For more examples using Debugger in XGBoost containers, see the following example notebooks:

To learn more about variations of Debugger configuration, see the Debugger configuration guide.

To learn more about the Debugger hook and rule features, see Configure and Save Tensor Data Using the Debugger API Operations and Use Debugger Built-in Rules for Training Job Analysis.

Debugger in AWS Containers with Script Mode

To use script mode and enable Debugger to run your training script out of the frameworks supported by the pre-built AWS containers, you need to make changes to your training script. Script mode enables you to run the modified training scripts inside the AWS containers.

Debugger APIs and the open source smdebug library support a wider range of frameworks. You can enable script mode by adding a single line in your estimator and Debugger by adding a few lines in your training Python script.

The following example code shows how to enable script mode in Debugger with TensorFlow.

estimator = TensorFlow( ... framework_version='1.13', script_mode=True, ## Debugger rule and hook parameters rules = rules, debugger_hook_config=hook_config ... )

After enabling script mode, you need to make a minimal changes inside the training script.

# Inside your train.py script: def train(batch_size, epoch, model, hook): model.fit(X_train, Y_train, batch_size=batch_size, epochs=epoch, validation_data=(X_valid, Y_valid), shuffle=True, # smdebug modification: Pass the hook as a Keras callback callbacks=[hook]) def main(): parser = argparse.ArgumentParser(description="Train resnet50 cifar10") # hyperparameter settings parser.add_argument( ... ) model = ResNet50(weights=None, input_shape=(32,32,3), classes=10) # Add the following smdebug modification line to activate Debugger hook. hook = smd.KerasHook.create_from_json_file() # Start the training. train(args.batch_size, args.epoch, model, hook) if __name__ == "__main__": main()

The following example notebooks show how to apply the changes to training scripts in detail:

  • Debugger in script mode with the TensorFlow 2.1 framework

    To see the difference between using Debugger in a Deep Learning Container and in script mode, open this notebook and put it and the previous Debugger in a Deep Learning Container TensorFlow v2.1 notebook example side by side.

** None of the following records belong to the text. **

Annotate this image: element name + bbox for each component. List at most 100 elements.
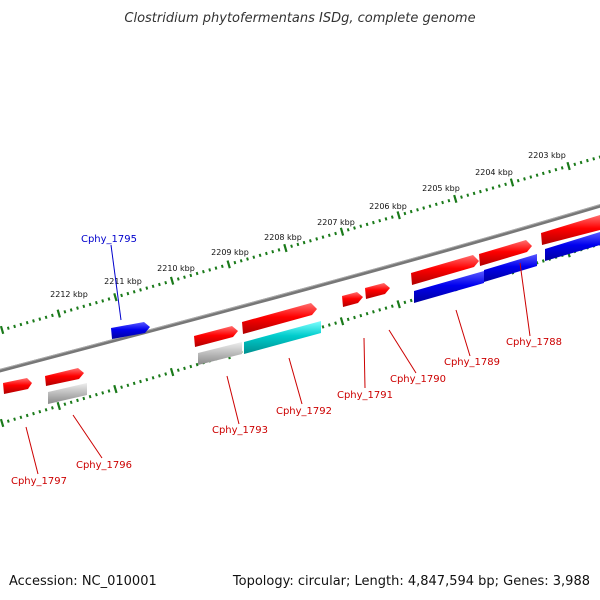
inner-ruler-tick — [95, 392, 98, 397]
gene-cphy-1796-rev[interactable] — [48, 383, 87, 404]
outer-ruler-tick — [573, 162, 577, 167]
inner-ruler-tick — [126, 383, 130, 388]
outer-kbp-ruler — [0, 155, 600, 335]
outer-ruler-tick — [466, 193, 470, 197]
gene-label-cphy-1796[interactable]: Cphy_1796 — [76, 460, 132, 471]
outer-ruler-tick — [428, 204, 432, 208]
gene-reverse-right[interactable] — [545, 232, 600, 261]
gene-label-cphy-1788[interactable]: Cphy_1788 — [506, 337, 562, 348]
inner-ruler-tick — [0, 418, 5, 428]
outer-ruler-tick — [0, 325, 5, 335]
outer-ruler-tick — [265, 251, 268, 256]
gene-label-cphy-1792[interactable]: Cphy_1792 — [276, 406, 332, 417]
inner-ruler-tick — [365, 311, 369, 316]
outer-ruler-tick — [447, 198, 451, 203]
inner-ruler-tick — [403, 300, 407, 305]
gene-cphy-1789-rev[interactable] — [414, 271, 484, 303]
outer-ruler-tick — [151, 284, 155, 289]
outer-ruler-tick — [252, 255, 256, 259]
gene-cphy-1788-rev[interactable] — [484, 254, 537, 282]
outer-ruler-tick — [460, 195, 463, 199]
outer-ruler-tick — [113, 293, 118, 302]
gene-cphy-1788[interactable] — [479, 240, 532, 266]
inner-ruler-tick — [327, 323, 331, 327]
inner-ruler-tick — [107, 389, 111, 393]
outer-ruler-tick — [327, 233, 331, 238]
inner-ruler-tick — [88, 394, 92, 399]
accession-text: Accession: NC_010001 — [9, 574, 157, 589]
outer-ruler-tick — [541, 171, 545, 176]
gene-label-cphy-1795[interactable]: Cphy_1795 — [81, 234, 137, 245]
outer-ruler-tick — [586, 158, 589, 163]
outer-ruler-tick — [529, 175, 533, 179]
inner-ruler-tick — [390, 304, 394, 308]
outer-ruler-tick — [88, 302, 92, 307]
outer-ruler-tick — [202, 269, 205, 274]
gene-label-cphy-1790[interactable]: Cphy_1790 — [390, 374, 446, 385]
kbp-label: 2208 kbp — [264, 233, 302, 242]
outer-ruler-tick — [176, 277, 180, 281]
outer-ruler-tick — [107, 297, 111, 301]
gene-cphy-1797[interactable] — [3, 378, 32, 394]
gene-cphy-1795[interactable] — [111, 322, 150, 339]
inner-ruler-tick — [176, 368, 180, 372]
inner-ruler-tick — [145, 377, 149, 382]
inner-ruler-tick — [25, 413, 29, 418]
outer-ruler-tick — [416, 208, 419, 212]
outer-ruler-tick — [38, 317, 42, 321]
gene-label-cphy-1791[interactable]: Cphy_1791 — [337, 390, 393, 401]
inner-ruler-tick — [38, 409, 42, 414]
outer-ruler-tick — [403, 211, 407, 216]
inner-ruler-tick — [384, 306, 388, 310]
outer-ruler-tick — [126, 291, 130, 296]
outer-ruler-tick — [95, 300, 98, 305]
outer-ruler-tick — [32, 319, 35, 323]
outer-ruler-tick — [434, 202, 438, 207]
outer-ruler-tick — [120, 293, 123, 298]
outer-ruler-tick — [132, 290, 136, 294]
gene-labels: Cphy_1788 Cphy_1789 Cphy_1790 Cphy_1791 … — [11, 234, 562, 487]
kbp-label: 2204 kbp — [475, 168, 513, 177]
outer-ruler-tick — [139, 288, 142, 292]
genome-backbone — [0, 204, 600, 373]
gene-label-cphy-1797[interactable]: Cphy_1797 — [11, 476, 67, 487]
outer-ruler-tick — [497, 184, 501, 188]
gene-forward-right[interactable] — [541, 215, 600, 245]
kbp-label: 2209 kbp — [211, 248, 249, 257]
gene-label-leaders — [25, 244, 531, 475]
outer-ruler-tick — [334, 231, 337, 236]
gene-cphy-1789[interactable] — [411, 255, 479, 285]
gene-label-cphy-1793[interactable]: Cphy_1793 — [212, 425, 268, 436]
gene-cphy-1790[interactable] — [365, 283, 390, 299]
outer-ruler-tick — [220, 264, 224, 269]
outer-ruler-tick — [509, 178, 515, 187]
outer-ruler-tick — [523, 177, 526, 181]
outer-ruler-tick — [548, 169, 551, 174]
outer-ruler-tick — [566, 161, 571, 171]
outer-ruler-tick — [396, 211, 401, 220]
outer-ruler-tick — [76, 306, 79, 310]
kbp-label: 2206 kbp — [369, 202, 407, 211]
inner-ruler-tick — [139, 379, 142, 384]
inner-ruler-tick — [378, 308, 382, 312]
outer-ruler-tick — [271, 249, 275, 254]
outer-ruler-tick — [6, 326, 10, 330]
gene-cphy-1791[interactable] — [342, 292, 363, 307]
outer-ruler-tick — [485, 188, 489, 192]
inner-ruler-tick — [13, 417, 16, 421]
kbp-labels: 2203 kbp 2204 kbp 2205 kbp 2206 kbp 2207 kbp… — [50, 151, 566, 299]
outer-ruler-tick — [579, 160, 583, 165]
gene-cphy-1796[interactable] — [45, 368, 84, 386]
outer-ruler-tick — [384, 217, 388, 221]
genome-stats-text: Topology: circular; Length: 4,847,594 bp… — [232, 574, 590, 589]
gene-cphy-1793[interactable] — [194, 326, 238, 347]
outer-ruler-tick — [233, 260, 237, 265]
gene-cphy-1792[interactable] — [242, 303, 317, 334]
inner-ruler-tick — [82, 396, 86, 401]
gene-label-cphy-1789[interactable]: Cphy_1789 — [444, 357, 500, 368]
gene-cphy-1793-rev[interactable] — [198, 342, 242, 365]
rna-cphy-1792[interactable] — [244, 321, 321, 354]
outer-ruler-tick — [44, 315, 48, 320]
outer-ruler-tick — [321, 235, 325, 239]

    In script mode, the hook configuration part is removed from the script in which you set the estimator. Instead, the Debugger hook feature is merged into the training script, TensorFlow Keras ResNet training script in script mode. The training script imports the smdebug library in the required TensorFlow Keras environment to communicate with the TensorFlow ResNet50 algorithm. It also manually implements the smdebug hook functionality by adding the callbacks=[hook] argument inside the train function (in line 49), and by adding the manual hook configuration (in line 89) provided through SageMaker Python SDK.

    This script mode example runs the training job in the TF 2.1 framework for direct comparison with the zero script change in the TF 2.1 example. The benefit of setting up Debugger in script mode is the flexibility to choose framework versions not covered by AWS Deep Learning Containers.

  • Using Amazon SageMaker Debugger in a PyTorch Container in Script Mode

    This notebook enables Debugger in script mode in PyTorch v1.3.1 framework. PyTorch v1.3.1 is supported by SageMaker containers, and this example shows details of how to modify a training script.

    The SageMaker PyTorch estimator is already in script mode by default. In the notebook, the line to activate script_mode is not included in the estimator configuration.

    This notebook shows detailed steps to change an original PyTorch training script to a modified version with Debugger enabled. Additionally, this example shows how you can use Debugger built-in rules to detect training issues such as the vanishing gradients problem, and the Debugger trial features to call and analyze the saved tensors.